Physically, I was supposed to be healthier, but I didn't feel healthy at all. Mentally, spiritually, and emotionally, I was a wreck. While the surgery had worked in the sense that I'd lost some weight, in the end I felt like it failed. Overall, I felt less healthy than before. I ended up obsessed with food and counting calories, my blood pressure and cholesterol remained the same as before, and, worst of all, I still didn't love my myself. Losing weight wasn't the magic pill for self-love that I'd thought it would be. If anything, I only hated myself more.

Reconnecting My Brain With My Body

One day in 2015, I happened across My Big Fat Fabulous Life, a TV series centered around the life of Whitney Way Thore, a plus-sized woman and fat-acceptance activist, and a light went on. In the show, Whitney talked often about loving herself. I finally realized that I'd been putting my life on hold, making everything else contingent upon my weight. I didn't have to wait until I was skinny to be happy, I could be happy and love myself exactly the way I was.

From that point forward, I embraced the body-positive and fat-positive movements, learning everything I could about detaching my self-worth from the scale and loving my imperfect-but-innately-beautiful body. I pored over blogs and books and became active in the online communities.

As I started to heal from decades of self-abuse, I started to see my surgery and relationship to food in a different light. Everyone's experience with weight-loss surgery is different, and some people see amazing improvements in their health and life. But for me, the surgery wasn't life-saving, it was damaging. I needed to heal myself from the inside first. Food wasn't an enemy to be conquered and thinness wasn't righteousness. I could be happy with myself and I was worthy of love and respect, regardless of the size or shape of my body.

My Regrets

Now, honestly, I'm sad I had the surgery. I can't even describe my feelings when I see my arm-lift scars in the mirror; it's a special kind of heartbreak knowing that I hated my body so much I would mutilate it to try to fit some unrealistic mold of what a woman "should" be. I've learned the hard way that you can't take care of something you hate, so loving myself has been the first, and best, step back to good health.

I started with getting help for my eating disorder, doing therapy for several years through The Emily Program, and while I'll never say I'm cured, I have a much better relationship with food. I eat intuitively, listening carefully to my body's signals about what it needs. I don't label food good or bad, and I don't label myself good or bad.

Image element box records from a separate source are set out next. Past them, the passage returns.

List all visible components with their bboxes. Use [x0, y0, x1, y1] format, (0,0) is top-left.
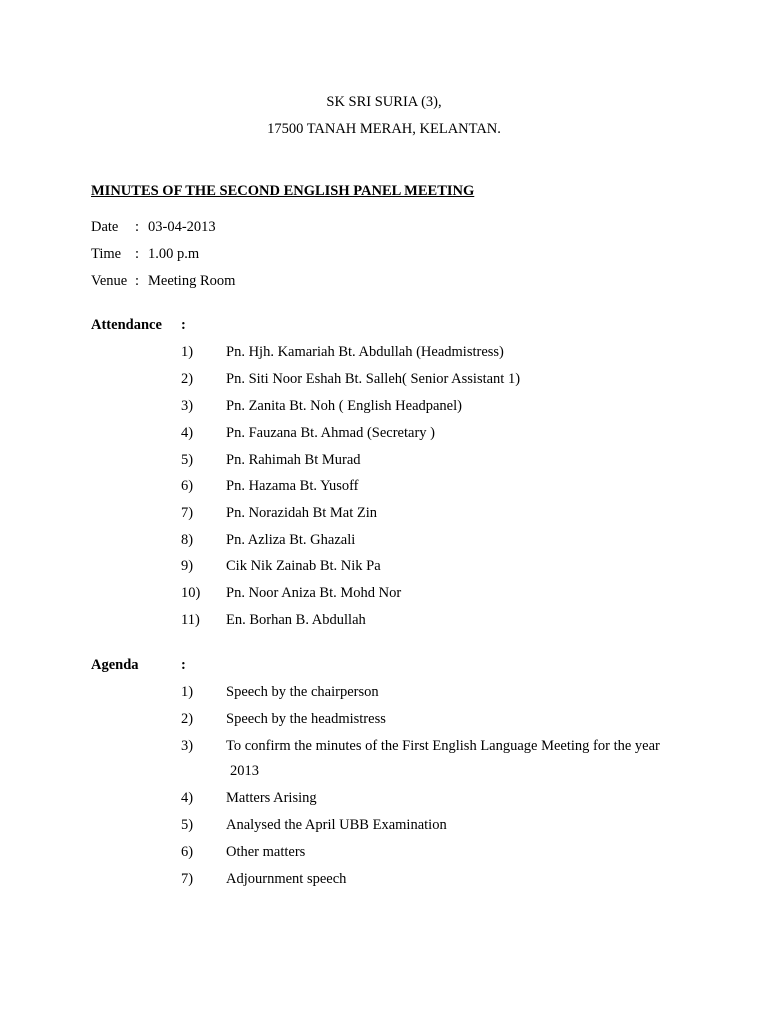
attendance-name: Pn. Norazidah Bt Mat Zin — [226, 505, 378, 521]
time-sep: : — [135, 246, 140, 262]
agenda-num: 5) — [181, 817, 194, 833]
attendance-num: 7) — [181, 505, 194, 521]
agenda-num: 1) — [181, 684, 194, 700]
time-value: 1.00 p.m — [148, 246, 200, 262]
agenda-item: Speech by the headmistress — [226, 711, 386, 727]
attendance-heading: Attendance — [91, 317, 162, 333]
time-label: Time — [91, 246, 122, 262]
date-value: 03-04-2013 — [148, 219, 216, 235]
agenda-item: Speech by the chairperson — [226, 684, 379, 700]
agenda-num: 4) — [181, 790, 194, 806]
agenda-item: Analysed the April UBB Examination — [226, 817, 447, 833]
date-sep: : — [135, 219, 140, 235]
agenda-item: To confirm the minutes of the First English Language Meeting for the year — [226, 738, 660, 754]
attendance-name: Pn. Siti Noor Eshah Bt. Salleh( Senior Assistant 1) — [226, 371, 521, 387]
agenda-item: Adjournment speech — [226, 871, 347, 887]
school-address: 17500 TANAH MERAH, KELANTAN. — [267, 121, 501, 137]
agenda-num: 3) — [181, 738, 194, 754]
attendance-name: En. Borhan B. Abdullah — [226, 612, 366, 628]
attendance-num: 9) — [181, 558, 194, 574]
attendance-name: Pn. Noor Aniza Bt. Mohd Nor — [226, 585, 402, 601]
attendance-sep: : — [181, 317, 186, 333]
agenda-num: 2) — [181, 711, 194, 727]
agenda-item: Other matters — [226, 844, 306, 860]
attendance-num: 11) — [181, 612, 200, 628]
date-label: Date — [91, 219, 119, 235]
agenda-num: 7) — [181, 871, 194, 887]
school-name: SK SRI SURIA (3), — [326, 94, 442, 110]
attendance-name: Pn. Azliza Bt. Ghazali — [226, 532, 356, 548]
agenda-num: 6) — [181, 844, 194, 860]
attendance-num: 1) — [181, 344, 194, 360]
attendance-name: Pn. Zanita Bt. Noh ( English Headpanel) — [226, 398, 462, 414]
agenda-heading: Agenda — [91, 657, 139, 673]
agenda-item: Matters Arising — [226, 790, 317, 806]
attendance-num: 2) — [181, 371, 194, 387]
agenda-item-continuation: 2013 — [230, 763, 259, 779]
attendance-num: 10) — [181, 585, 201, 601]
attendance-num: 8) — [181, 532, 194, 548]
attendance-num: 3) — [181, 398, 194, 414]
attendance-num: 6) — [181, 478, 194, 494]
attendance-name: Cik Nik Zainab Bt. Nik Pa — [226, 558, 381, 574]
attendance-num: 5) — [181, 452, 194, 468]
attendance-name: Pn. Hazama Bt. Yusoff — [226, 478, 359, 494]
attendance-name: Pn. Hjh. Kamariah Bt. Abdullah (Headmistress) — [226, 344, 504, 360]
attendance-num: 4) — [181, 425, 194, 441]
agenda-sep: : — [181, 657, 186, 673]
venue-sep: : — [135, 273, 140, 289]
venue-label: Venue — [91, 273, 128, 289]
venue-value: Meeting Room — [148, 273, 236, 289]
attendance-name: Pn. Rahimah Bt Murad — [226, 452, 361, 468]
attendance-name: Pn. Fauzana Bt. Ahmad (Secretary ) — [226, 425, 435, 441]
document-title: MINUTES OF THE SECOND ENGLISH PANEL MEETING — [91, 183, 475, 199]
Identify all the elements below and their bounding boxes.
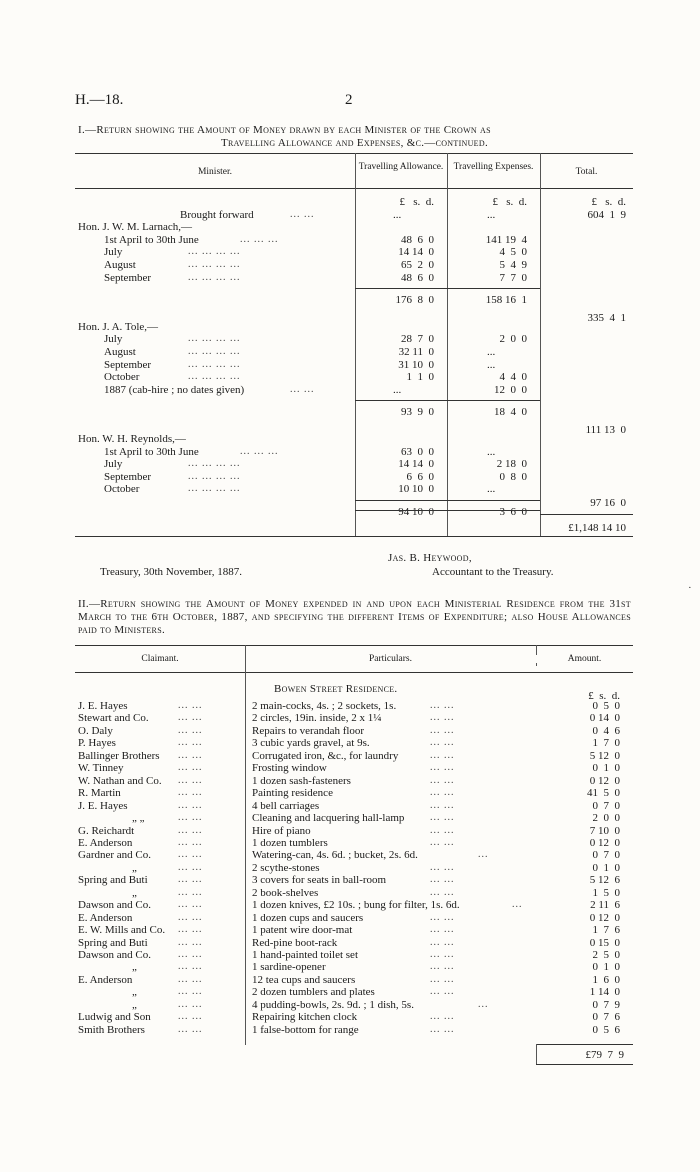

MORE: 12 Empowering Ways to Track Your Fitness and Weight-Loss Progress—Without Stepping on the Scale

I've thrown out my scale. And, ironically, over the past two years, I've lost some weight—about two dress sizes—as my body has started to stabilize on its own. If you saw me on the street, you might not even consider my body to be fat anymore, although "fat" is still a word I identify with. Personally, I see my weight fluctuations as a neutral process, something my body is doing as I take good care of it and listen to it, and I don't really care where my weight ends up.

Yet there are still some people who think that now that I'm losing weight again, it's a sign that my surgery is finally a "success." Not so. The real success is no longer hating myself. The real success is how happy I am now.